Senior members of German Chancellor Angela Merkel’s coalition said on Monday they had agreed on a multibillion-euro economic stimulus package to help the country out of recession.
The new package will run through next year and total about 50 billion euros (US$67 billion). Coming on top of an earlier plan worth 23 billion euros passed last month — criticized at home and abroad as too cautious — the new measures amount to one of the strongest stimulus plans so far in Europe.
The parliamentary leaders of both Merkel’s Christian Democrats and the Social Democrats told reporters the backbone of the new program involves investing between 17 billion euros and 18 billion euros to improve railways, roads and schools. They said the package also includes tax cuts and breaks, cuts to state health care contributions and one-off bonuses of 100 euros per child and 2,500 euros per car in exchange for junking a vehicle that is at least nine years old.

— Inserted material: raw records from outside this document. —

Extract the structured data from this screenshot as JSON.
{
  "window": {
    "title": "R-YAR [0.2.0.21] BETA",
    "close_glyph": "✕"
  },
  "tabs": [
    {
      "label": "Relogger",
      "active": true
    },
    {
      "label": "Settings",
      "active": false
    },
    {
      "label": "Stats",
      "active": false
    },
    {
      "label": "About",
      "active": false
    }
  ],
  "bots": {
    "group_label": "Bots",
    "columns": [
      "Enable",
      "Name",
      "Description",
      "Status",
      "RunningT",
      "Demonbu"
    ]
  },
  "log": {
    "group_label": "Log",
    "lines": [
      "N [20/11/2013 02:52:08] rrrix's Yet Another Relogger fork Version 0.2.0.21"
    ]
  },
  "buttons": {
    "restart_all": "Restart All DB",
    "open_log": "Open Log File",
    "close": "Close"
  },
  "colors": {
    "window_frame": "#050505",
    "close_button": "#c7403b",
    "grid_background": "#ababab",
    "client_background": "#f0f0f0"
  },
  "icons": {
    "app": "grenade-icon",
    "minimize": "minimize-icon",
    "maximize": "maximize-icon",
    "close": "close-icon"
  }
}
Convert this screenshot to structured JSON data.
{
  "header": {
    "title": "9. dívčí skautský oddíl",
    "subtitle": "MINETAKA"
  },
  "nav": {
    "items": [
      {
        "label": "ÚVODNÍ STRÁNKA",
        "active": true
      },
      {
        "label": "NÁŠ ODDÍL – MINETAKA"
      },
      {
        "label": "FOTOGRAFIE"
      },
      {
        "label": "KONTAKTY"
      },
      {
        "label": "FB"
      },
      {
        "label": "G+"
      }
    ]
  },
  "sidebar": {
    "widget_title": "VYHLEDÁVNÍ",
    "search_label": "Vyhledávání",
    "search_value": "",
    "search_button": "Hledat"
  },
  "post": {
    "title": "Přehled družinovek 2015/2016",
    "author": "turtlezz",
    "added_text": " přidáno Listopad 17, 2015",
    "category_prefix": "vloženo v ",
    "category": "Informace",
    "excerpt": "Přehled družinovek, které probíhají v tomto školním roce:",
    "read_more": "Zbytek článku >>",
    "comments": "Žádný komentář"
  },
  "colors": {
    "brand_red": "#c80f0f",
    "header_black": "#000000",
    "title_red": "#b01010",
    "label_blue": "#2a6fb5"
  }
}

“All in all, it is a package that will help get us through the financial crisis and secure jobs,” Christian Democrat parliamentary president Volker Kauder told reporters.
Monday’s agreement, while widely expected, comes after weeks of bickering between the two parties over the best way to prevent Germany’s heavily export-dependent economy from sliding further into a recession and prevent job losses.
The EU’s largest economy is driven largely by exports, which in November saw their largest monthly drop since reunification in 1990.
The government in October also established a bailout package worth up to 500 billion euros. But only a handful of banks have used the fund, in part because of strict conditions on the money, including a salary cap for top managers.
Commerzbank AG is the largest private institution to tap the fund. Two separate requests totaling 18.2 billion euros have left the German government with a 25 percent stake in Germany’s No. 2 bank.
The new plan also comes in response to criticism that the earlier measures were poorly designed and executed, as well as evidence that the economic crisis is worsening in Germany.
Franz Muentefering, leader of the center-left Social Democrats — which share power with Merkel’s party — told the daily Bild newspaper that lawmakers hope this new package will have a more decisive affect.
“We are not under the illusion that we can plug all the holes,” Muentefering said. “But we are giving people the signal: We as politicians are doing everything humanly possible.”